Mark Lamos is a director of plays, musicals and opera. The New York Times has called him a poet of the theater, and his work receives a chapter in Samuel L. Leiter's The Great Stage Directors: 100 Distinguished Careers of the Theater, along with legendary directors of the 20th century. Born and raised in Chicago, educated at Northwestern University, Mr. Lamos began his career in the theater as an actor, first in Chicago and then on Broadway and in regional theater, most notably the Guthrie Theater, where he spent over three seasons, and the Old Globe Theatre, where he played the title role in Hamlet, directed by Jack O'Brien. He made his film acting debut in Longtime Companion.
Mr.

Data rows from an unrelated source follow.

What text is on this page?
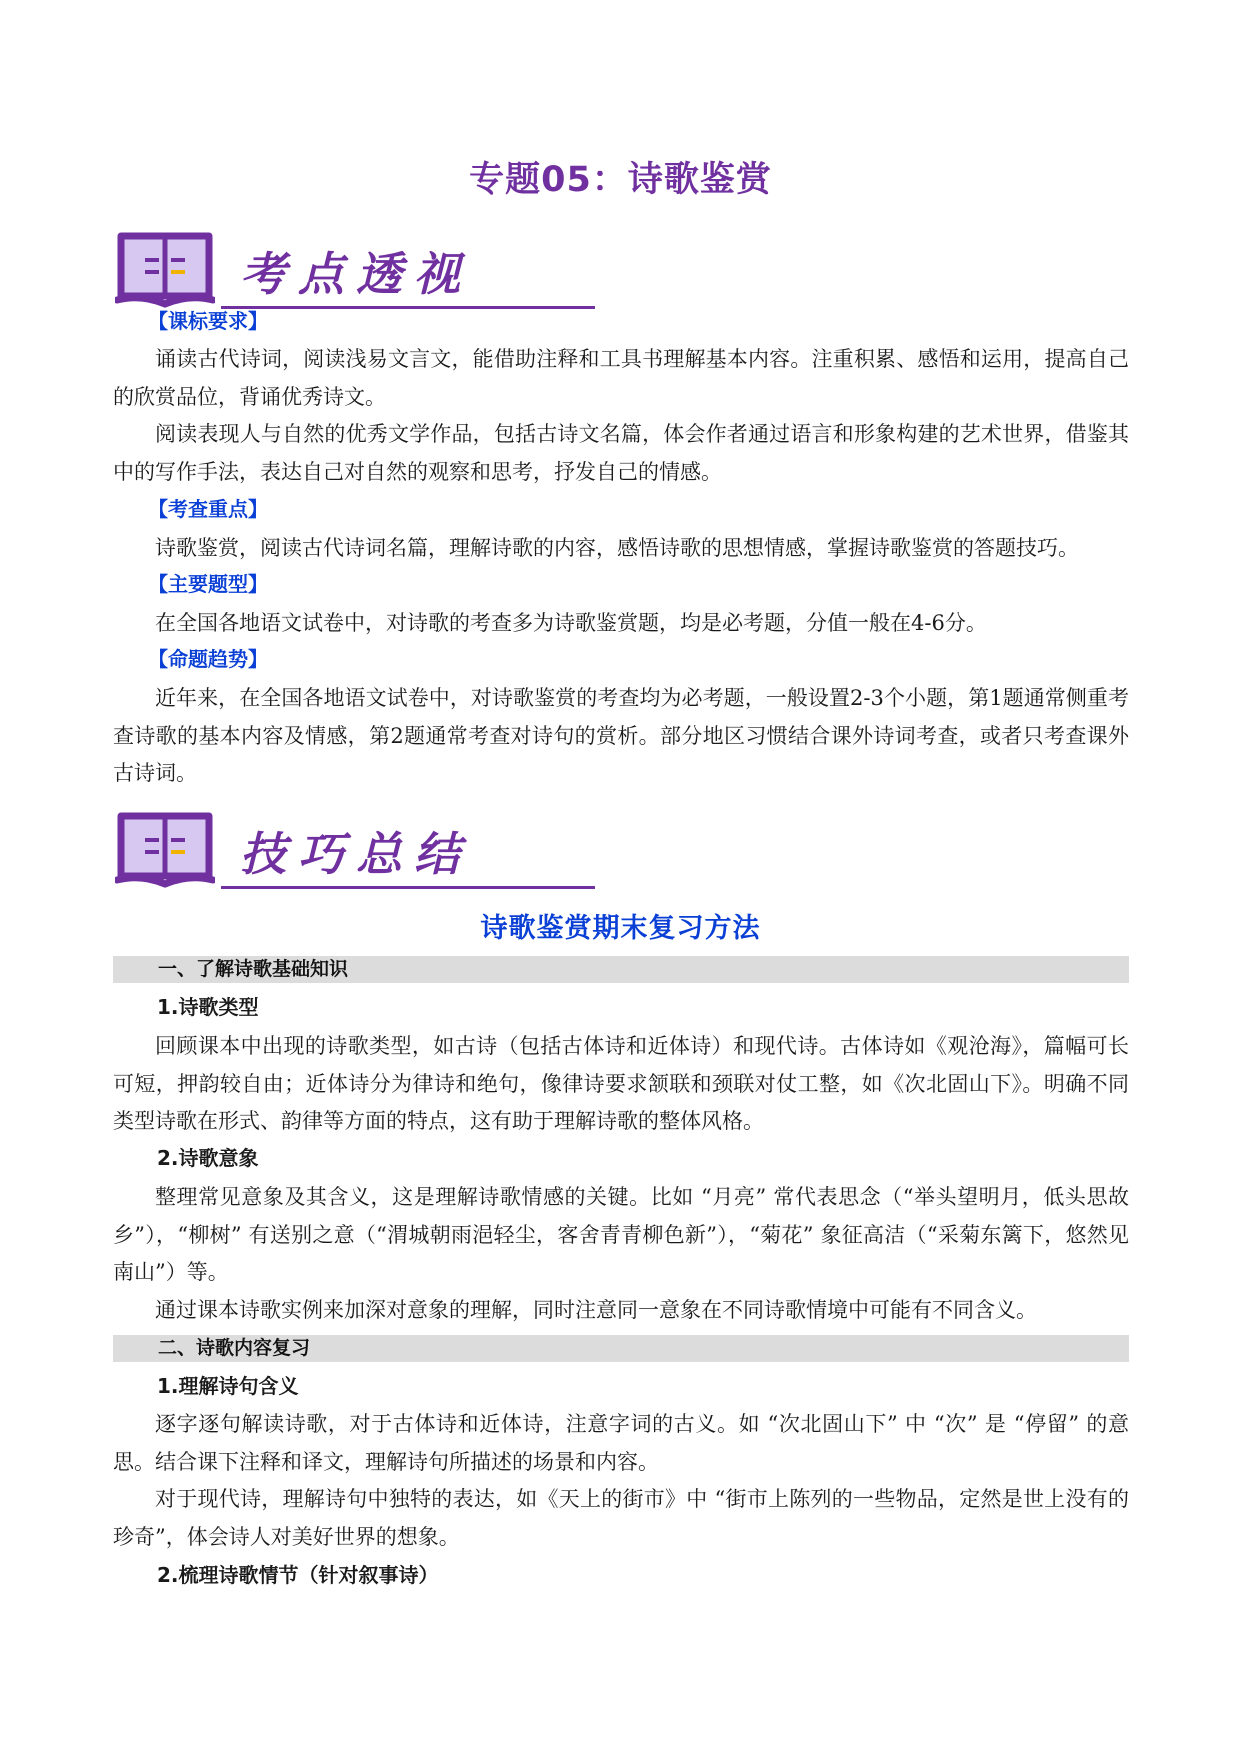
专题05：诗歌鉴赏
考点透视
【课标要求】

诵读古代诗词，阅读浅易文言文，能借助注释和工具书理解基本内容。注重积累、感悟和运用，提高自己的欣赏品位，背诵优秀诗文。

阅读表现人与自然的优秀文学作品，包括古诗文名篇，体会作者通过语言和形象构建的艺术世界，借鉴其中的写作手法，表达自己对自然的观察和思考，抒发自己的情感。

【考查重点】

诗歌鉴赏，阅读古代诗词名篇，理解诗歌的内容，感悟诗歌的思想情感，掌握诗歌鉴赏的答题技巧。

【主要题型】

在全国各地语文试卷中，对诗歌的考查多为诗歌鉴赏题，均是必考题，分值一般在4-6分。

【命题趋势】

近年来，在全国各地语文试卷中，对诗歌鉴赏的考查均为必考题，一般设置2-3个小题，第1题通常侧重考查诗歌的基本内容及情感，第2题通常考查对诗句的赏析。部分地区习惯结合课外诗词考查，或者只考查课外古诗词。

技巧总结
诗歌鉴赏期末复习方法
一、了解诗歌基础知识
1.诗歌类型

回顾课本中出现的诗歌类型，如古诗（包括古体诗和近体诗）和现代诗。古体诗如《观沧海》，篇幅可长可短，押韵较自由；近体诗分为律诗和绝句，像律诗要求颔联和颈联对仗工整，如《次北固山下》。明确不同类型诗歌在形式、韵律等方面的特点，这有助于理解诗歌的整体风格。

2.诗歌意象

整理常见意象及其含义，这是理解诗歌情感的关键。比如 “月亮” 常代表思念（“举头望明月，低头思故乡”），“柳树” 有送别之意（“渭城朝雨浥轻尘，客舍青青柳色新”），“菊花” 象征高洁（“采菊东篱下，悠然见南山”）等。

通过课本诗歌实例来加深对意象的理解，同时注意同一意象在不同诗歌情境中可能有不同含义。

二、诗歌内容复习
1.理解诗句含义

逐字逐句解读诗歌，对于古体诗和近体诗，注意字词的古义。如 “次北固山下” 中 “次” 是 “停留” 的意思。结合课下注释和译文，理解诗句所描述的场景和内容。

对于现代诗，理解诗句中独特的表达，如《天上的街市》中 “街市上陈列的一些物品，定然是世上没有的珍奇”，体会诗人对美好世界的想象。

2.梳理诗歌情节（针对叙事诗）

Lamos spent 17 seasons as artistic director of Connecticut's Hartford Stage, for which he accepted the Tony Award in 1989. During his tenure at Hartford Stage he staged acclaimed productions of many classics, including 14 Shakespeare plays, as well as a cycle of Ibsen dramas, including the full-length Peer Gynt, starring Richard Thomas. Many new plays and musicals moved from Hartford to New York and beyond, and the theater premiered new work by Tony Kushner, Simon Gray, Tom Stoppard, Richard Foreman, Anne Bogart and many others. Mr. Lamos received the 1989 Connecticut Medal for the Arts and three honorary doctorates for his work at Hartford.
He made his Broadway directing debut with a transfer from Hartford Stage of Our Country's Good, for which he received a Tony Award nomination as Best Director. His other Broadway credits include Cymbeline, Seascape (Tony Award nomination for Best Revival) and The Rivals (Lincoln Center Theater); and The Gershwin's Fascinating Rhythm and The Deep Blue Sea (Roundabout Theatre). Off-Broadway credits include A. R. Gurney's Buffalo Gal and the world premiere of Gurney's Indian Blood (Primary Stages); Big Bill (Lincoln Center Theater); Tiny Alice (Lortel Award, Drama Desk Award nomination); Lee Blessing's Thief River (Signature Theatre); Love's Fire (seven one-acts by Guare, Wasserstein, Bogosian, etc. for The Acting Company at New York Shakespeare Festival); Jon Robin Baitz's The End of the Day (Playwrights Horizons); and Measure for Measure (Lincoln Center Theater, Lortel Award).
Mr. Lamos was the first American director to stage a play with a Russian company in the early days of perestroika, O'Neill's Desire under the Elms at Moscow's Pushkin Theater. He was guest director at Canada's Stratford Festival, La Jolla Playhouse, San Francisco's American Conservatory Theater, the Guthrie Lab, McCarter Theatre, The Old Globe, Ford's Theatre and the Kennedy Center where he directed Cat on a Hot Tin Roof. His most recent productions include Edgardo Mine (Guthrie Theater), The Circle (A.C.T. San Francisco), Lulu at Yale Repertory Theatre and Of Mice and Men at Westport Country Playhouse.
In the realm of opera, he recently directed Adriana Lecouvreur with Plácido Domingo for the Metropolitan Opera. His extensive work in opera includes new productions for the Metropolitan Opera, including the world premiere of John Harbison's The Great Gatsby (also seen at Lyric Opera of Chicago), numerous productions for New York City Opera, and new productions for San Francisco Opera, Glimmerglass Opera and the opera companies of Santa Fe, St. Louis, Seattle, Washington, Toronto, Portland, Dallas, Gothenburg and Munich. Opera world premieres he has guided include Haroun and the Sea Of Stories (New York City Opera), Central Park (Emmy Award nomination for Best Direction, televised for PBS' Great Performances), Dominick Argento's The Aspern Papers (PBS' Great Performances), John Harbison's Winter's Tale (San Francisco Opera), and Tania Leon and Wole Soyinka's Scourge of Hyacinths (Munich Biennale). New York City Opera won an Emmy Award for the Lamos'-directed Madama Butterfly, televised on PBS' Great Performances.
Mr. Lamos was named a Beinecke Fellow at Yale School of Drama in 2007 and has been awarded the Stanford Chair at University of Miami in Coral Cables this year. He has lectured at Yale and was a visiting adjunct professor in the Department of Theater at the University of Michigan.